Jails are places where men and women are detained while awaiting adjudication of their criminal charges. After arrest, if they are not able to find money for bail and are not release on their “own recognizance” they have to remain in detention until their trial. Jail residents are “detainees” not “prisoners.”
Detainees are people who are have not yet been found guilty of a crime. Detainees are often people caught up in our immigration and detention system. They may have been charged with a crime, or they may just be awaiting action from the Immigration and Customs Enforcement Agency (ICE), a part of the Department of Homeland Security.
For detainees there are often more urgent issues confronting them – they have been quickly removed from their daily lives- they may have child care and custody concerns, job and property concerns, even pet care. They may be detoxing and sick from active addiction. There is often a level of desperation in jail detainees that challenges the volunteer or chaplain because the needs are so immediate, demanding and plentiful. The experience of being in jail is akin to being in the emergency room of a hospital awaiting triage. Detainees are living in a state of crisis, even shock. They are not sure how long they will be in jail or perhaps beyond that in prison.

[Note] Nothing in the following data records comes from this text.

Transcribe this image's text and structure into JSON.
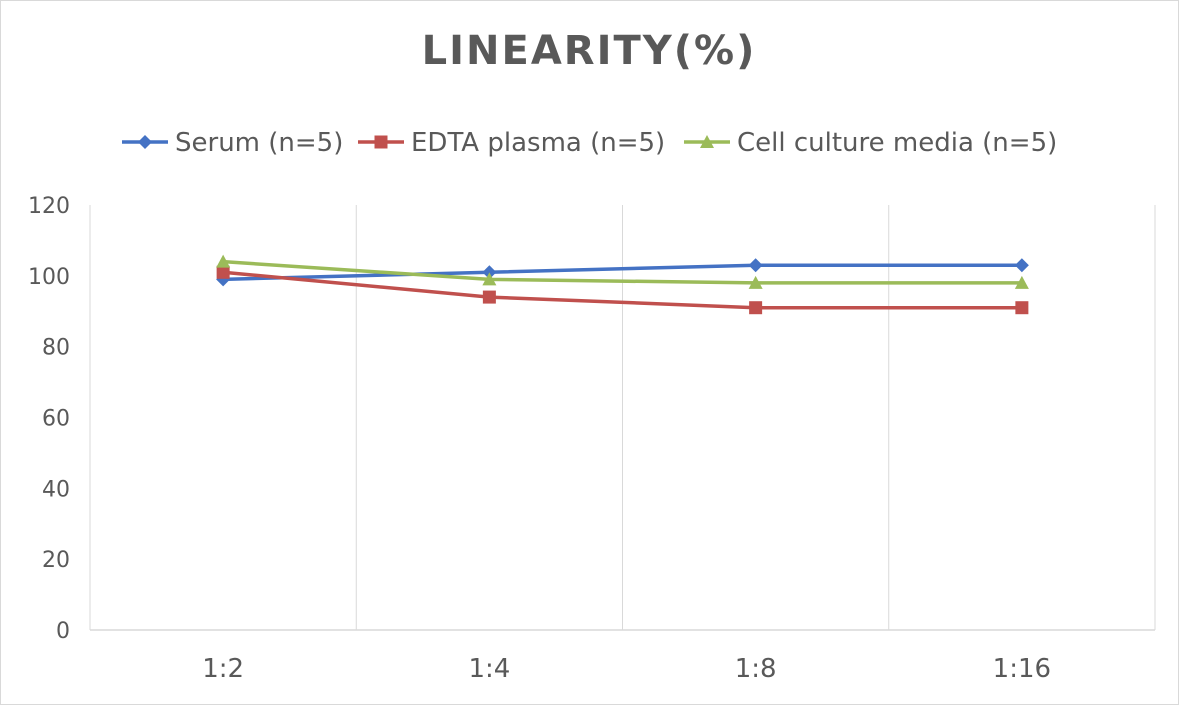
{
  "chart_data": {
    "type": "line",
    "title": "LINEARITY(%)",
    "categories": [
      "1:2",
      "1:4",
      "1:8",
      "1:16"
    ],
    "ylim": [
      0,
      120
    ],
    "yticks": [
      0,
      20,
      40,
      60,
      80,
      100,
      120
    ],
    "grid": "vertical",
    "legend_position": "top",
    "series": [
      {
        "name": "Serum (n=5)",
        "values": [
          99,
          101,
          103,
          103
        ],
        "color": "#4472c4",
        "marker": "diamond"
      },
      {
        "name": "EDTA plasma (n=5)",
        "values": [
          101,
          94,
          91,
          91
        ],
        "color": "#c0504d",
        "marker": "square"
      },
      {
        "name": "Cell culture media (n=5)",
        "values": [
          104,
          99,
          98,
          98
        ],
        "color": "#9bbb59",
        "marker": "triangle"
      }
    ]
  }
}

Crimes for which people are held in detention range from cases of drug possession, prostitution, burglary to assault and murder. People in jail are often there for the first time, though the majority of urban jail detainees are men and women who have chronic problems of drug addiction and/or mental illness and have done time in jails or prisons already. People with a wide range of personal problems and a wide range of criminal charges are thrown together into a chaotic environment. Streetwise detainees are mixed with people who have never been in trouble before. Fear and anxiety are ever present realities.
Jails are therefore somewhat more unpredictable and unstable environments. The amount of services offered to detainees in terms of mental health, education and religious programming can vary considerably from one county jail to another. Each county is generally a separate entity under the administration of a sheriff who is usually an elected official. Since the primary mission of a jail is to safely house detainees awaiting trial, the focus of the mission is not necessarily going to be on rehabilitation.
The crisis environment and the lack of stability can be an asset for Jail Chaplains. Often men and women who find themselves in jail are in crisis and seek out any guidance and help. Chaplains in these environments must have the basic skills to listen and counsel men and women in crisis. Because there is a fairly rapid turnover in the population and the stays in jails are generally much shorter than for those serving time in prisons, the Jail chaplains may only meet with detainees a few times before they are sentenced, released or moved.
Jail Officers have a somewhat different perspective than Correctional Officers in prisons. This affects how religious programming is offered in Jails. The kinds of services Jail chaplains and volunteers can offer are more limited than they may be in a state prison system. Most modern jails lack chapel space so volunteers must improvise and use whatever spaces are permitted.